I ate my words ater 3.5 years of working in auditing, when I joined Ngee Ann Polytechnic’s School of Business & Accountancy as a lecturer in June 2011. In the ACC department, I have taught various modules, including auditing, financial accounting and managerial accounting.
My designation is “Lecturer”, but sometimes I feel like an “EduTainer”: a hybrid of educator and entertainer. The role of teachers has evolved greatly over the past 20 years. With the proliferation of technology and knowledge, sometimes, even I feel inadequate because my students can ask and find out almost everything from Google.
Now that I am on this end of the learning spectrum, I find myself rethinking my role as an educator, as it feels very different from the days when I was a student myself.
My interest in teaching started at SMU, where I helped out as a teaching assistant for FA103. This interest was sparked further while I was doing auditing in Deloitte & Touche LLP. As such, I was quite confident that I wanted to find a teaching job when I left auditing: specifically at a polytechnic, where I could share my practical work experiences.
When I first started working as a lecturer, there were times when I felt overwhelmed as I was unclear of how much responsibility I should take on for the students’ learning. As a student, I only needed to take responsibility for my personal learning. In my current role as the content provider cum facilitator, I have to do more than just deliver the content. Regardless of how good I feel about what I’ve taught, it is more important to know how much my students have taken away with them from a two-hour lecture/tutorial.

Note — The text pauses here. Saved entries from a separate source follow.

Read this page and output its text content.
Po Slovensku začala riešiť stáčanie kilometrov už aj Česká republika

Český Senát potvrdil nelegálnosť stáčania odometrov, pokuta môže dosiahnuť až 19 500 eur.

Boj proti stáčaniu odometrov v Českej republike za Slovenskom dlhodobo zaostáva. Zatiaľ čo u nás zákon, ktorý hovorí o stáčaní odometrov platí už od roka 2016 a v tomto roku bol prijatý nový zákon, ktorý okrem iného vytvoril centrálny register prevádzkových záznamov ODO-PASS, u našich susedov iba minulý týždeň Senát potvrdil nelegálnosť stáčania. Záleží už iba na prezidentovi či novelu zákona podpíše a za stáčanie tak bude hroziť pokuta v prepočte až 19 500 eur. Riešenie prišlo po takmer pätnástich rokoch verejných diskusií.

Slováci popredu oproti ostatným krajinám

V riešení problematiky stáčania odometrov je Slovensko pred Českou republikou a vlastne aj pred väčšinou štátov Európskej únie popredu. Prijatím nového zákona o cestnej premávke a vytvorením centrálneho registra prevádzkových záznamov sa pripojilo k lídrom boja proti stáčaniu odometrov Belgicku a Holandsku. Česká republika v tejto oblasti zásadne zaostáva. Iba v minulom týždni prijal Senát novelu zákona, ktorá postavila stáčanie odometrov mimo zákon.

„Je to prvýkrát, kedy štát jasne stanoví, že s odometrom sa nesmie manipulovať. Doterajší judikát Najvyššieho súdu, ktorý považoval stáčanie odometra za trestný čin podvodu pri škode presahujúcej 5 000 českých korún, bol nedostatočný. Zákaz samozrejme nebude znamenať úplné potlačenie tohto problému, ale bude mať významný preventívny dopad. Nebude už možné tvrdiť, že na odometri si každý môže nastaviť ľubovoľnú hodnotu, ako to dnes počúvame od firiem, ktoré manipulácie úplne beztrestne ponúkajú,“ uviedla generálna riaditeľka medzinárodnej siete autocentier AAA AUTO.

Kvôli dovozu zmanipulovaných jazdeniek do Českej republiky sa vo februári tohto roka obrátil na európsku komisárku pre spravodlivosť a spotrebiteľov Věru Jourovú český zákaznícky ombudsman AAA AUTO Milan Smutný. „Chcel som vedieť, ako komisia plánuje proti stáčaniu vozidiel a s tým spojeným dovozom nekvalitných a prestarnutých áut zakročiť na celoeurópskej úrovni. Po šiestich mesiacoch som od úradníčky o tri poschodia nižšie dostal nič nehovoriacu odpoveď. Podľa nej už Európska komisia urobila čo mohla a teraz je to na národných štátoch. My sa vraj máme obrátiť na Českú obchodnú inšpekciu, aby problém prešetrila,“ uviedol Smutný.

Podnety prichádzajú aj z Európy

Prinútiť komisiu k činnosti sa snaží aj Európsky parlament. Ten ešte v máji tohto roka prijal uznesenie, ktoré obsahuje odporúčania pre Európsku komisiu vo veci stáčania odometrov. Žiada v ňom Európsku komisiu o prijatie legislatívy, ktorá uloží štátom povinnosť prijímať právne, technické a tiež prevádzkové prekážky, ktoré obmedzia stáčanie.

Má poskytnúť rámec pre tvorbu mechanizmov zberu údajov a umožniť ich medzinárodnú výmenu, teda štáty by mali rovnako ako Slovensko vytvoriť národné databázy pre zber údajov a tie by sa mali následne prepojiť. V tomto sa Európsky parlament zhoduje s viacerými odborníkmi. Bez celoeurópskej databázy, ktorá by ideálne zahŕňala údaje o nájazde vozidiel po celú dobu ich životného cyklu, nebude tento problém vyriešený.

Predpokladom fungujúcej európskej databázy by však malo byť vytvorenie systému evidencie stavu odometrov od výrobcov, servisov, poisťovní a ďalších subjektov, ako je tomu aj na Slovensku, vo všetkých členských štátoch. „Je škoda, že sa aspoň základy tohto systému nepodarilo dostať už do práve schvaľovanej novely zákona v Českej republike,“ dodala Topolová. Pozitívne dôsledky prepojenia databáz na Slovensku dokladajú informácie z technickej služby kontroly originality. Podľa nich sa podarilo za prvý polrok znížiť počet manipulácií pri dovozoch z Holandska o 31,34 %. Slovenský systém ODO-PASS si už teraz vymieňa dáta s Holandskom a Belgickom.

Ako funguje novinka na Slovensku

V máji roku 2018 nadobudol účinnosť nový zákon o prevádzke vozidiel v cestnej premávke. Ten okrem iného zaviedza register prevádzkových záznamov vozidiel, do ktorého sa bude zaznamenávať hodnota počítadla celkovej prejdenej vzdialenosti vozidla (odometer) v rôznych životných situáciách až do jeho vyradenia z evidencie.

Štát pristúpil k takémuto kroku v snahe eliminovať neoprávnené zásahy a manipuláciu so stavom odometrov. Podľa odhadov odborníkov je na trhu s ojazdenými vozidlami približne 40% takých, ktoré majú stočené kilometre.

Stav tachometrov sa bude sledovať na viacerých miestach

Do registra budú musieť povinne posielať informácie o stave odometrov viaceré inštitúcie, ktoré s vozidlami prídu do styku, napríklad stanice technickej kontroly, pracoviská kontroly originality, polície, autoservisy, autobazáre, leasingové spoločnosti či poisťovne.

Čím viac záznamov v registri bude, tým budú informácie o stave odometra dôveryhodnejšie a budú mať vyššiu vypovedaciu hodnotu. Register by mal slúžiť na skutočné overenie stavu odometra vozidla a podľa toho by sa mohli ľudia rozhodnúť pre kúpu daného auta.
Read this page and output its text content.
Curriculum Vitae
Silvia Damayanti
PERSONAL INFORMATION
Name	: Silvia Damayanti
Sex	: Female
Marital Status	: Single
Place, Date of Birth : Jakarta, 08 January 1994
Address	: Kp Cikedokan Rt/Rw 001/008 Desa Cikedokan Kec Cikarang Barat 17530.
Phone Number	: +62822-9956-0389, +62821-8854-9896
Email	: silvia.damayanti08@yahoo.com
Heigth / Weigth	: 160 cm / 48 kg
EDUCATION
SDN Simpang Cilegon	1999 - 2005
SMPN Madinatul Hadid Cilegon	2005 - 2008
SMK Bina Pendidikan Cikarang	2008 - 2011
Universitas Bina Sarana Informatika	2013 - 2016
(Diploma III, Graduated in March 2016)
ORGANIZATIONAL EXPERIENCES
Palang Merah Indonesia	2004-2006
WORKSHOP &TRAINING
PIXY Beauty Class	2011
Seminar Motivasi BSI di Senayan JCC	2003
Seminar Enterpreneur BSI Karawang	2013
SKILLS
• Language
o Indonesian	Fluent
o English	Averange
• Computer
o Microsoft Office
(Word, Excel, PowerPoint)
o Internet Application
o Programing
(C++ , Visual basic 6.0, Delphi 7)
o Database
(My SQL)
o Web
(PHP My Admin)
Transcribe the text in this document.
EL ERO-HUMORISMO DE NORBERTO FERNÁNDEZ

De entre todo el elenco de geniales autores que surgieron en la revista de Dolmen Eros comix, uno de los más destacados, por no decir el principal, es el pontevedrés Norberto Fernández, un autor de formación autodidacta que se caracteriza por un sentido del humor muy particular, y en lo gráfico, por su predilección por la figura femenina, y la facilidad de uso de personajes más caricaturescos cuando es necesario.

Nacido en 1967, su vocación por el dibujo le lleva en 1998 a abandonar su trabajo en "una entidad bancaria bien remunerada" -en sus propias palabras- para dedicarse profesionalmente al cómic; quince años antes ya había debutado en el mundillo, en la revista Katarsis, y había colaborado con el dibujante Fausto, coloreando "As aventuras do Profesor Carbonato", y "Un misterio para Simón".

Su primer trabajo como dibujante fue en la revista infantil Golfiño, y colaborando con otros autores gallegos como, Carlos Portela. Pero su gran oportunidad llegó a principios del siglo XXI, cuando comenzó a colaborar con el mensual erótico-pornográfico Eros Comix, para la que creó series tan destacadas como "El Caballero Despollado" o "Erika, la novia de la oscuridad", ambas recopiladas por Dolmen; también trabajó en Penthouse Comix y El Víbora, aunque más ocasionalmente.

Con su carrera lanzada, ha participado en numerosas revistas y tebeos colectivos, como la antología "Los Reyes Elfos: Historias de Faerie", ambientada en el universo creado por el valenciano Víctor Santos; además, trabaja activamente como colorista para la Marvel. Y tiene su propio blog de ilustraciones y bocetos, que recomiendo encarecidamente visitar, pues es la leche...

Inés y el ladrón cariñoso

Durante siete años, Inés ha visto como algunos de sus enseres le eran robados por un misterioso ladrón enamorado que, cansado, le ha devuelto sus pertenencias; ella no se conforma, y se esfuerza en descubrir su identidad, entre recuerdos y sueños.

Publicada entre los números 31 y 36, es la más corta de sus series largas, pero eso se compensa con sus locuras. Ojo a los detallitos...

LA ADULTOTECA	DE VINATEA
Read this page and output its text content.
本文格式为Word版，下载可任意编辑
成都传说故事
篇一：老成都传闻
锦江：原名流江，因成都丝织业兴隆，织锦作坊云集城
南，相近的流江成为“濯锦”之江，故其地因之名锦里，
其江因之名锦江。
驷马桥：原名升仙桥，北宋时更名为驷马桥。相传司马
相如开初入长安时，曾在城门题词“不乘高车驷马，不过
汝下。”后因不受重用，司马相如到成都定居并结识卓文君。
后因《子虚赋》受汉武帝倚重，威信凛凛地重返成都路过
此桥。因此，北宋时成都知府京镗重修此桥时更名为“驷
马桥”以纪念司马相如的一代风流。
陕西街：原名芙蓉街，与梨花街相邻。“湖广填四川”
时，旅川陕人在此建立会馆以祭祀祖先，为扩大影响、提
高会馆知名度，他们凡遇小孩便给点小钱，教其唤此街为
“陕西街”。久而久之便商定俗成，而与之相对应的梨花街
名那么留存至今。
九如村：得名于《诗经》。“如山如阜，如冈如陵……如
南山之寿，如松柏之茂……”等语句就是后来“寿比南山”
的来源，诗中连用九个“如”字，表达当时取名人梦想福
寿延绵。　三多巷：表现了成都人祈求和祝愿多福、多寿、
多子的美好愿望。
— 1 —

Given that everyone learns differently, it is a challenge to ensure that all students have managed to grasp the majority of the key learning points that I planned.
Wan Rong (right) posing with Founding Dean, Professor Pang Yang Hoong, at the SoA Commemorative Book Launch in July 2015
During my SMU days, I thought professors had the best job. They only had to talk about what they are familiar with for three hours, 2-3 times a week, and that was it. After joining this line, I realised my folly. It is easy to talk, but not an easy task to engage the class and get them to retain and be able to apply what was taught.
A lot of preparation work goes into that three-hour seminar, something which I did not realise when I was a student. Now that I am conducting lectures for 200 students, I realise the need for sufficient preparation in order for me to pull off my two-hour-long “talk show”. The importance of preparation has helped me to progress from my first “I tell you and you listen” lecture, to my current “I am so engaging that you can’t help but listen to me” lecture.
I received my first Staff Teaching Award for the year 2014/15, which was a great encouragement to me after receiving nominations for the past three years. It is an affirmation of my efforts and has made me realise the positive impact that I have made in my students’ lives. It also brings to mind all the kind words and gestures from my SMU professors in years past; I remember my days at the Bukit Timah campus, where my friends and I would look for our professors for consultations and other professors would join in the chat. When I was doing my teaching assistant duties on level 10, professors would drop by to say hi, even though they may not have taught me previously. Subsequently, there were other professors who made themselves available to clarify my doubts when my own professor was not around.
To a great extent, SMU’s School of Accountancy has groomed me into who I am today: from a person who was afraid of public-speaking, to someone who is now able to stand in front of a crowd of 200 and command their attention. Looking back on my SMU days, it was extremely tough when I had to juggle school work (which included at least four presentations every week) and my Accounting Society responsibilities. But it was this exact combination that trained me to be who I am today. I am always ready to come back to SoA because this place was where my transformation took place. With this, I really want to say a big “thank you” to all the professors who have given me a kind word or gesture, because I cannot be who I am today, if not for you.
To all my professors: I will continue to strive to be the best “EduTainer” that I can be, so that you can be proud to tell others that, “Hey, that’s my student!”